Seitentrawler prägten bis in die 1960er Jahre die Hochseefischerei. Beim Fischfang wurde das Schleppnetz über die Steuerbordseite des Schiffes ausgebracht und mit Hilfe einer Netzwinde und durch die Muskelkraft der Schiffsbesatzung eingeholt. Anschließend wurde der Fang von Hand geschlachtet und auf Eis gelagert. Hochseefischerei auf Seitentrawlern war für die Besatzung eine körperlich höchst anstrengende und gefährliche Arbeit.

Die in Ost- und Westdeutschland eingesetzten Seitentrawler waren nahezu baugleich. In der Frühphase der Hochseefischerei in der DDR waren über 30 erfahrene westdeutsche Kapitäne im Einsatz, da in der DDR die entsprechenden Ausbildungen noch am Anfang standen. In der Regel waren die Besatzungen der ostdeutschen Seitentrawler um einige Mann stärker als die der westdeutschen.

Die Gera wurde 1961 beim Fischkombinat Rostock als Seitentrawler Typ III in Dienst gestellt. 1961 war gleichzeitig das letzte Jahr, in dem in Ost- und Westdeutschland in der Hochseefischerei noch Seitentrawler in Dienst gestellt wurden.
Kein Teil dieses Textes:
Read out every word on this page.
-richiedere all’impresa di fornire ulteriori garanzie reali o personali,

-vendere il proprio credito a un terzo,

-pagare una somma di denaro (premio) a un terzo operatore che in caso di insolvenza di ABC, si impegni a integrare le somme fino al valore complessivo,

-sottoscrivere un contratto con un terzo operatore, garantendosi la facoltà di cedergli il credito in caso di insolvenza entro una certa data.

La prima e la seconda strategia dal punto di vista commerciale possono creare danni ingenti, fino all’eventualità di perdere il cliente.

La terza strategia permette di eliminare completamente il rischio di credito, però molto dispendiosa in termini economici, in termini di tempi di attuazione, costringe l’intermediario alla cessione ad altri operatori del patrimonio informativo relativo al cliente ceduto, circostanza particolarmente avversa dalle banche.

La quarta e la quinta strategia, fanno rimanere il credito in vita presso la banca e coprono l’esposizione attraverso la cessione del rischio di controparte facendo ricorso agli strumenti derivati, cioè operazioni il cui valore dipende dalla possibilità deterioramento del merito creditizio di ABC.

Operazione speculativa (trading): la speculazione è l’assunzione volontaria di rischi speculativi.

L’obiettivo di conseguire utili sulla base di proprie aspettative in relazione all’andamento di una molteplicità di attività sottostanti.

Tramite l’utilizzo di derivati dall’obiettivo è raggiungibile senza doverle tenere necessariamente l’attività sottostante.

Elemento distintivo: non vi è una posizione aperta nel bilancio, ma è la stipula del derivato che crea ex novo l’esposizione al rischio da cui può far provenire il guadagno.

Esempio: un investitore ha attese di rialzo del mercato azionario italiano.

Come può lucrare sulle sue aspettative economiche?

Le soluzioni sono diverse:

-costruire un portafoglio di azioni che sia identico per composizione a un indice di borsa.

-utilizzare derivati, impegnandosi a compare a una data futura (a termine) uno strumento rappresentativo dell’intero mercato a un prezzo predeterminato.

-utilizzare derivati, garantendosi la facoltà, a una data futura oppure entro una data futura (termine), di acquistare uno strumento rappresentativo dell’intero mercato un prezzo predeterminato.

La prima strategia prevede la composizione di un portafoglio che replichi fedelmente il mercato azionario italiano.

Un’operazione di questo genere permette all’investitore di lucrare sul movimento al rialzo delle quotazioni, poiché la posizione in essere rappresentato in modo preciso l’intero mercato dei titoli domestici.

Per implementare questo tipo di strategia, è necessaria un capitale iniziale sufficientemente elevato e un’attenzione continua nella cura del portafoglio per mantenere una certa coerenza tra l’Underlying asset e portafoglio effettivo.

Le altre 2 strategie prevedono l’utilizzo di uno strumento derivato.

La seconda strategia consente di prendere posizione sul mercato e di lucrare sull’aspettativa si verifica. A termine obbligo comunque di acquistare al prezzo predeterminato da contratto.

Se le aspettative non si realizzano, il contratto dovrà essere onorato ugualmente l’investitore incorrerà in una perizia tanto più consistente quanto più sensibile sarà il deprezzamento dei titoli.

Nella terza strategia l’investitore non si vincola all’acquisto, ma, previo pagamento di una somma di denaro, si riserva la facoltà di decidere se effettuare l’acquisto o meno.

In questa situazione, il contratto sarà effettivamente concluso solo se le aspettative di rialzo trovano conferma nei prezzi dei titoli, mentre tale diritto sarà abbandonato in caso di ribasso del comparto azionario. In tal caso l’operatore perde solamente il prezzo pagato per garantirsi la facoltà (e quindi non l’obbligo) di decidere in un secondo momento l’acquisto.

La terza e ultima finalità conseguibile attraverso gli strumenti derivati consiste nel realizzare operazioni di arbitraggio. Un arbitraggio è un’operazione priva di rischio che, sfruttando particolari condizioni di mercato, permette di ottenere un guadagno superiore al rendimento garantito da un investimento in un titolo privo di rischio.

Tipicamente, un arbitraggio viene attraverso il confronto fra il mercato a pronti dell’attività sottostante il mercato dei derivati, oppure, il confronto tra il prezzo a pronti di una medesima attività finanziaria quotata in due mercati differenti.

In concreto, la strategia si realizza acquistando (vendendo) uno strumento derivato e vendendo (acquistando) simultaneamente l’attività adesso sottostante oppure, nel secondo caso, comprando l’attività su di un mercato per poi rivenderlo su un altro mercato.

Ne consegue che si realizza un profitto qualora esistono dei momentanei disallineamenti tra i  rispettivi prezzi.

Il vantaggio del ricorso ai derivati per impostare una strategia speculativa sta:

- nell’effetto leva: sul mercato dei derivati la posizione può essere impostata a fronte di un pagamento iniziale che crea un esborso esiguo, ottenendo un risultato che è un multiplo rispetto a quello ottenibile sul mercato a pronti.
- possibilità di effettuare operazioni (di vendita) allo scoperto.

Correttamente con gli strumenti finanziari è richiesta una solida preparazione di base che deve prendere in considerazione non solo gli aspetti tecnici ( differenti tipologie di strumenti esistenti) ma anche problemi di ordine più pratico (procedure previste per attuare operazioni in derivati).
Zunehmend setzten sich die seit 1957 gebauten Hecktrawler durch. Die Gera wurde bis Ende der 1970er Jahre als Seitentrawler in der Hochseefischerei eingesetzt. Bis 1990 fand sie im Fischkombinat Rostock als Zubringer- und Transportschiff der Fangflotte Verwendung.

Arbeit auf der Gera[Bearbeiten | Quelltext bearbeiten]

Brücke
Kombüse

Nach dem Auslaufen aus Rostock erreichte die Gera nach etwa sechs bis acht Tagen ihren angesteuerten Fangplatz. Die Decksmannschaft setzte nun das Schleppnetz über Steuerbord seitlich aus. Anschließend nahm das Schiff Fahrt auf und das Netz wurde über den Meeresgrund geschleppt. Nach zwei bis drei Stunden war der Schleppvorgang beendet und das Netz wurde eingeholt. Durch eine Netzwinde und durch Muskelkraft wurde das Netz zunächst seitlich an das Schanzkleid des Trawlers herangezogen. Schließlich hing es über dem Fangdeck am Steertbaum und wurde vom Bestmann geöffnet. Der Fang ergoss sich aus dem Netz auf das Deck. Nun wurde umgehend mit dem Schlachten des Fischs begonnen. In den Laderäumen wurde der Fisch auf Eis gelegt.

Der Vorgang des Fangens, Schlachtens und Stauens wurde wiederholt, bis die Laderäume gefüllt waren. Nicht selten arbeiteten die Hochseefischer daher bis zu zwei Tage ohne lange Pausen und ohne Schlaf durch. Spätestens 21 Tage nach dem Fang musste dieser angelandet werden, da der Frischfisch auch bei Lagerung auf Eis sonst verdarb. In der Hochseefischerei herrschte daher vor den Fabrikschiffen mit Gefrieranlagen während der Fangreisen ein hoher Zeitdruck.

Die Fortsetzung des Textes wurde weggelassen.